Before the pandemic, Shabria Jerome worked as a nursing assistant and took classes to become a nurse. In March of 2020, when schools shut down, she took a leave of absence to take care of her daughter, who was in kindergarten at the time. But soon schools went remote, and Jerome faced the same conundrum millions of working parents found themselves in. She had to quit her job.

“I didn’t have a choice but to leave my job because I had no child care for my daughter, which was really hard,” said Jerome, 29. “So, that was that!”

Once at home helping her daughter with schoolwork and searching for remote work, she found herself unable to stop thinking about incidents with white supervisors from her past jobs. She recalled times where she and other workers of color were shut out of opportunities that were given to newer white colleagues and experienced what she believes was “work trauma,” thinking back on the racism she’d been subjected to. Jerome knew what she would do if she was the boss, and how she would treat her workers. And a new question rose in her mind: “What am I leaving behind for my daughter?”

So she decided to start her own business and be her own boss. Her motivations echo those of other Black-owned startups, in particular among Black women — a stunning 17% of whom owned or were starting a business last year in the United States. Jerome had never met any entrepreneurs and knew nothing about building a business, but she wanted to craft a different future for herself and her daughter.

Watch Shabria Jerome’s story:

Jerome was born in Louisiana and grew up with “a family of cooks.” She vividly remembers watching her Uncle Joe “playing with spices” and everyone cooking Creole dishes. On a phone call, her sister Ashley Alvarado suggested “out of the blue” that Jerome turn that family tradition into a business creating seasoning blends. Within days, Jerome had filled a notebook with ideas.

“Literally I had a conversation with God and was just sitting there like, ‘I need something to do,’” Jerome said. “And that’s when she [my sister] gave me the idea. ... It was so casual, so nonchalant, like, you know. So I felt like she was pretty much the vessel I needed.”

"What am I leaving behind for my daughter?"

Jerome researched spices and the stories of major companies like Goya and McCormick to understand how they started. And as she mixed her own spices, she came up with the brand name “Continental Flavor” — for seasonings from every continent. She began to picture herself running a business.

A packaged glass jar of seasonings sits on a woven tarp, in front of brown bags that the jars are sold in, with a label that reads "Continental Flavor: Organic and all natural handcrafted gourmet spice blends" over the flavor "Sazon."
Jerome's first spice blend brought together Caribbean seasonings in “Sazon.”
Liz Neisloss GBH News

Jerome connected with Foundation Kitchen, a shared commercial kitchen space in Somerville where she learned about everything from budgeting to food safety to networking with other business owners.

”It’s interesting hearing everyone's story,” Jerome said, “and it makes me not feel as bad. ‘Oh, okay, I’m not that broke.’ Or, you know, it makes me feel better about what I’m doing.”

Family members gave her feedback on her product and, by the fall of 2021, she’d come up with a Caribbean spice mix she called “Sazon” and launched a website. And as someone who says she’s not a self-promoter, she stretched beyond her comfort zone to interact with customers.
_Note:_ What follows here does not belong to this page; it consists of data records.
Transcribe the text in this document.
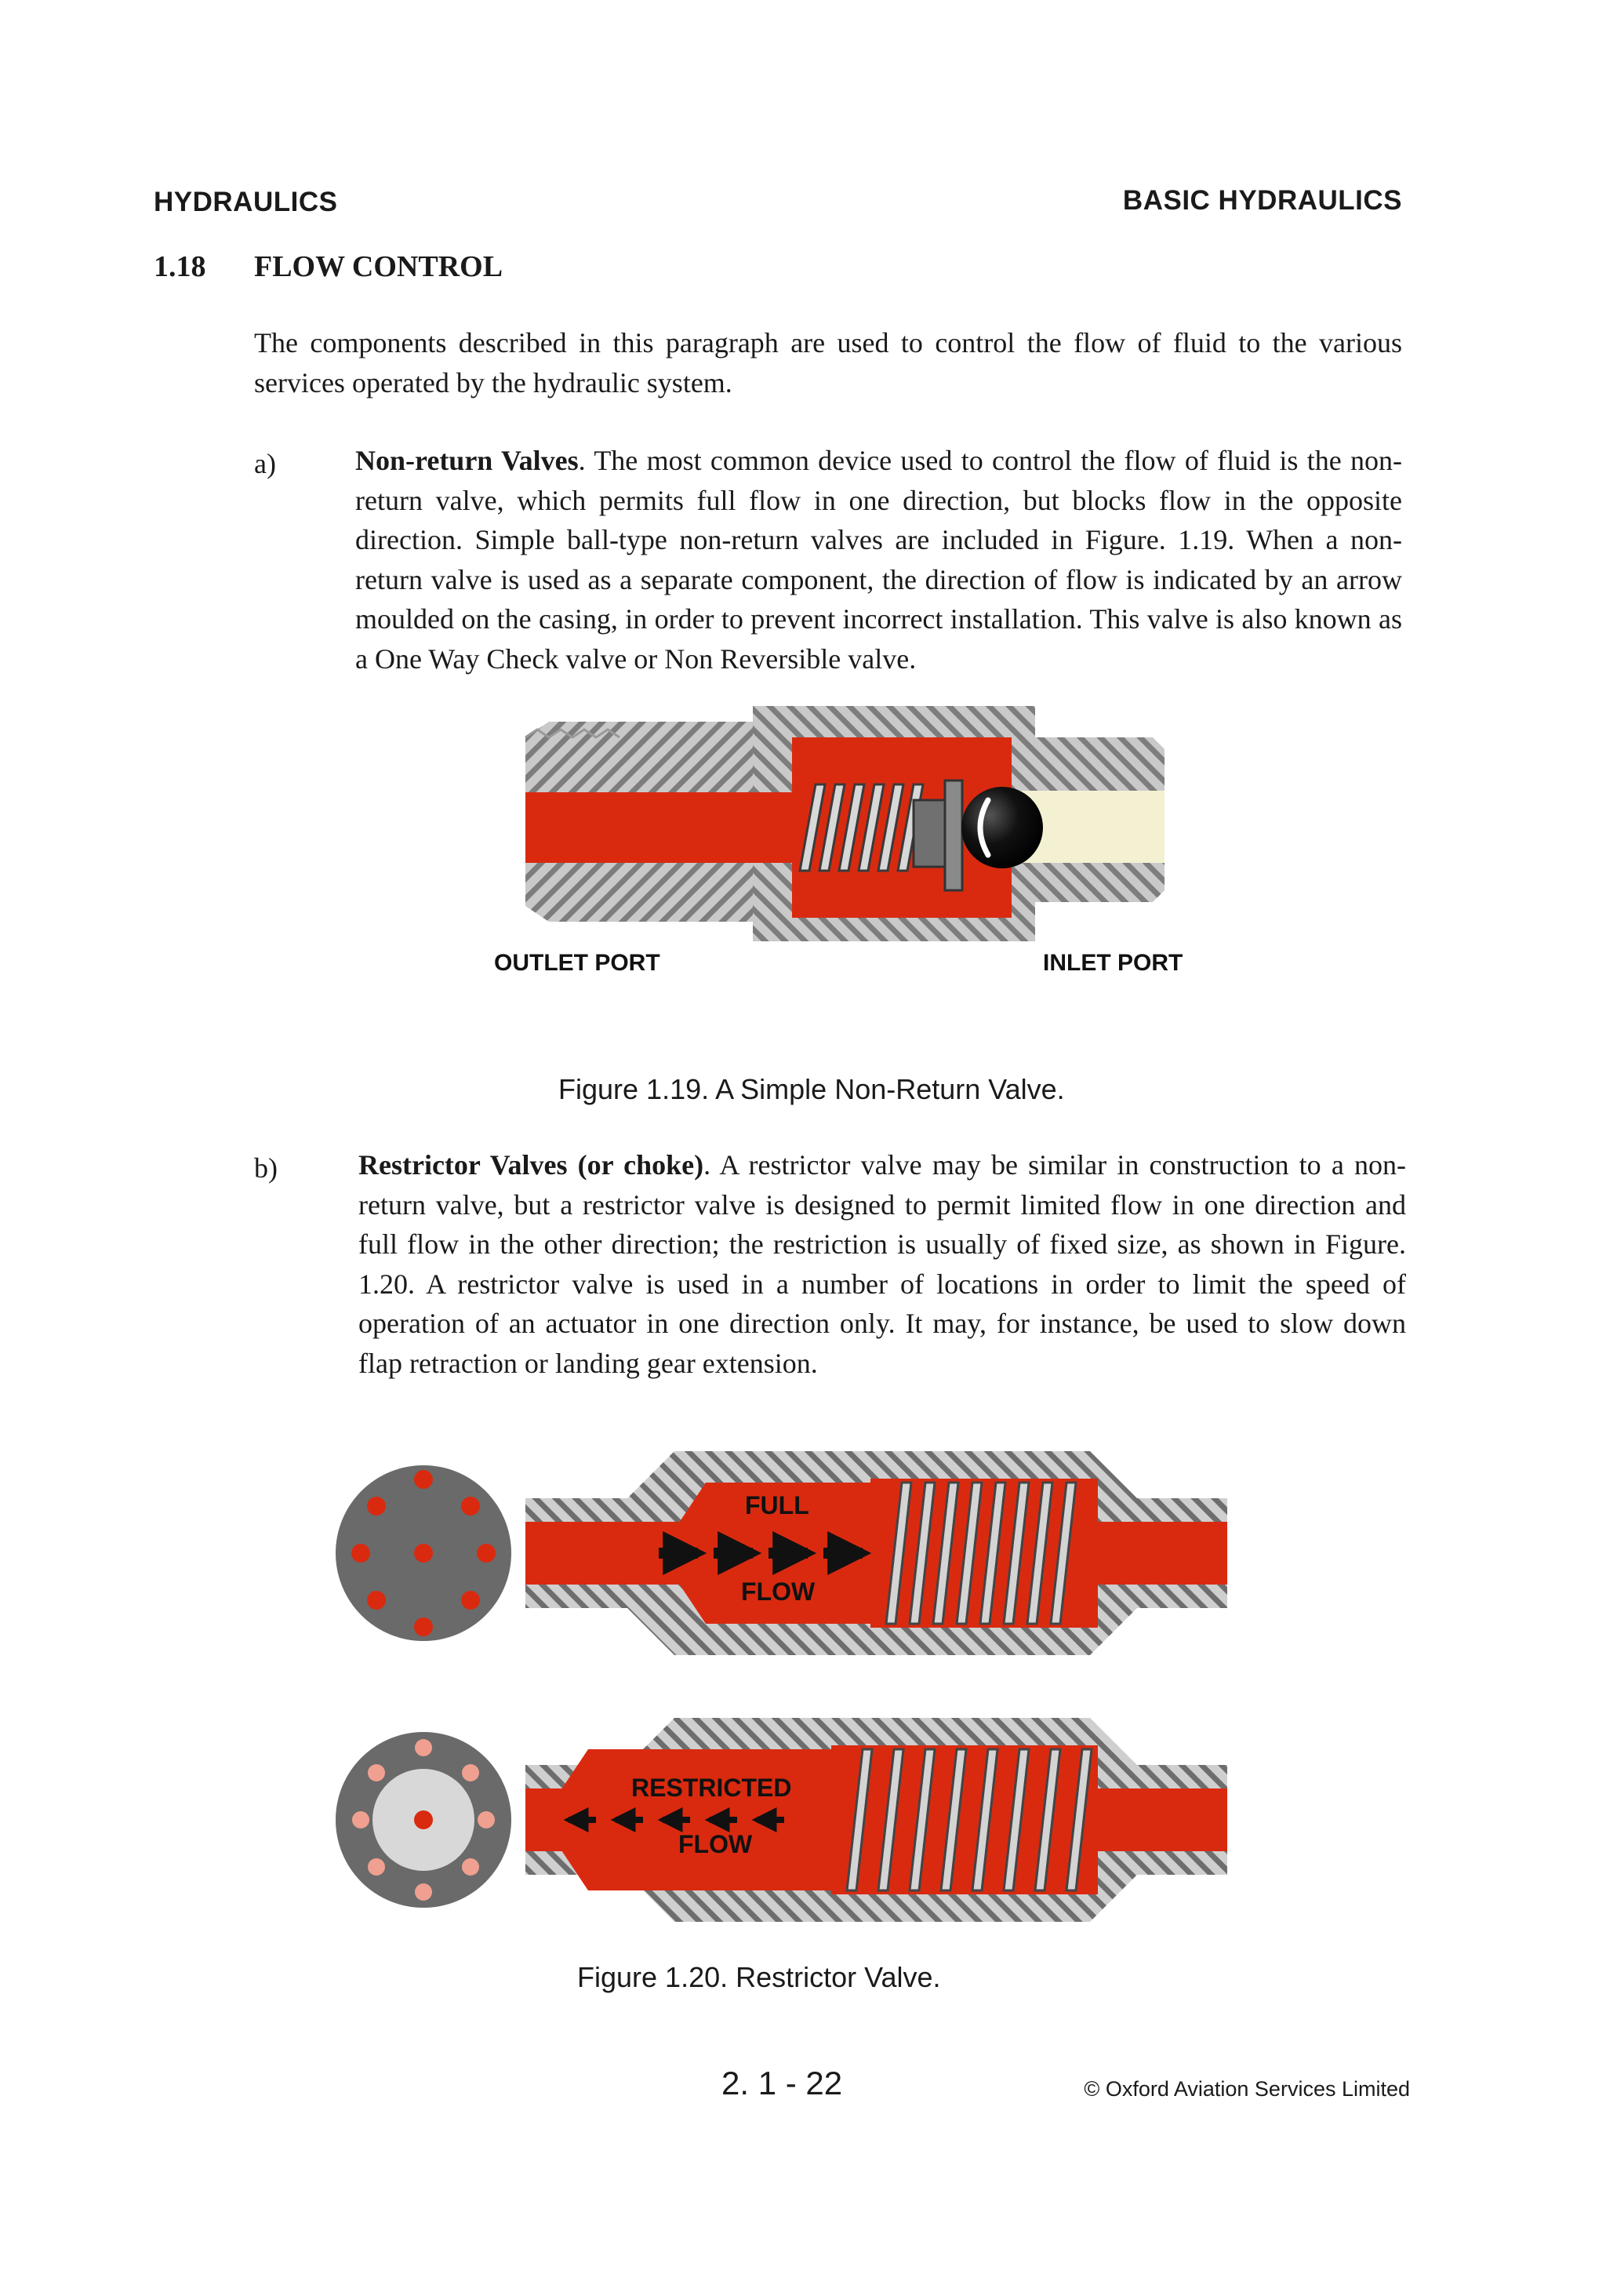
HYDRAULICS	BASIC HYDRAULICS
1.18 FLOW CONTROL
The components described in this paragraph are used to control the flow of fluid to the various services operated by the hydraulic system.
a)	Non-return Valves. The most common device used to control the flow of fluid is the non-return valve, which permits full flow in one direction, but blocks flow in the opposite direction. Simple ball-type non-return valves are included in Figure. 1.19. When a non-return valve is used as a separate component, the direction of flow is indicated by an arrow moulded on the casing, in order to prevent incorrect installation. This valve is also known as a One Way Check valve or Non Reversible valve.
OUTLET PORT	INLET PORT
Figure 1.19. A Simple Non-Return Valve.
b)	Restrictor Valves (or choke). A restrictor valve may be similar in construction to a non-return valve, but a restrictor valve is designed to permit limited flow in one direction and full flow in the other direction; the restriction is usually of fixed size, as shown in Figure. 1.20. A restrictor valve is used in a number of locations in order to limit the speed of operation of an actuator in one direction only. It may, for instance, be used to slow down flap retraction or landing gear extension.
FULL
FLOW
RESTRICTED
FLOW
Figure 1.20. Restrictor Valve.
2. 1 - 22	© Oxford Aviation Services Limited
When she did her first pop-up market in Dorchester last November, she was amazed by her own success: she sold everything she’d brought, with just the sample jar left so customers could smell her seasonings.

“I was like, ‘Yeah, this is it, this is it,’” she said. “And I don’t know, it just changed my whole outlook to it, and I knew that this was really my purpose.”

Jerome tapped into savings and relied on family to help cover the costs from permits to work space. She said she’d had no luck with applications for grants and that a local bank turned her down for a loan because she didn’t have a credit history. Her experience is common to many Black-owned businesses. A pre-pandemic report by the Federal Reserve Bank found Black business owners were more likely to use personal funds and more likely to borrow money from a spouse, family or friends than other racial groups. Black-owned businesses also face greater challenges accessing credit.

A metal bowl with different spices measured out, with jars off to the side.
Jerome mixes the spices herself at a Somerville Foundation Kitchen space.
Liz Neisloss GBH News

Jerome has a close circle of supporters cheering her on. But she said she has to find her own drive, because for now — from buying ingredients to mailing out products — she does everything herself.

“Honestly, you really have to root for yourself and you got to know like, ‘This is what I want.’ No one else is going to be there rooting for me. I’m going to do it myself because I had no choice but to do everything by myself,” Jerome said.

With her first market only months behind her, Jerome has no regrets about quitting nursing, and focuses on the impact her work will have on her daughter Xhyanna. The 8-year-old has already insisted her mother’s first business banner be hung at home with pride. And while Jerome isn’t ready to be called an inspiration, she already wants to teach her daughter not to “sleep on” her dreams.

“I want to show her that it’s okay to be ambitious,” Jerome said. “I want to show her Black women are incredible.”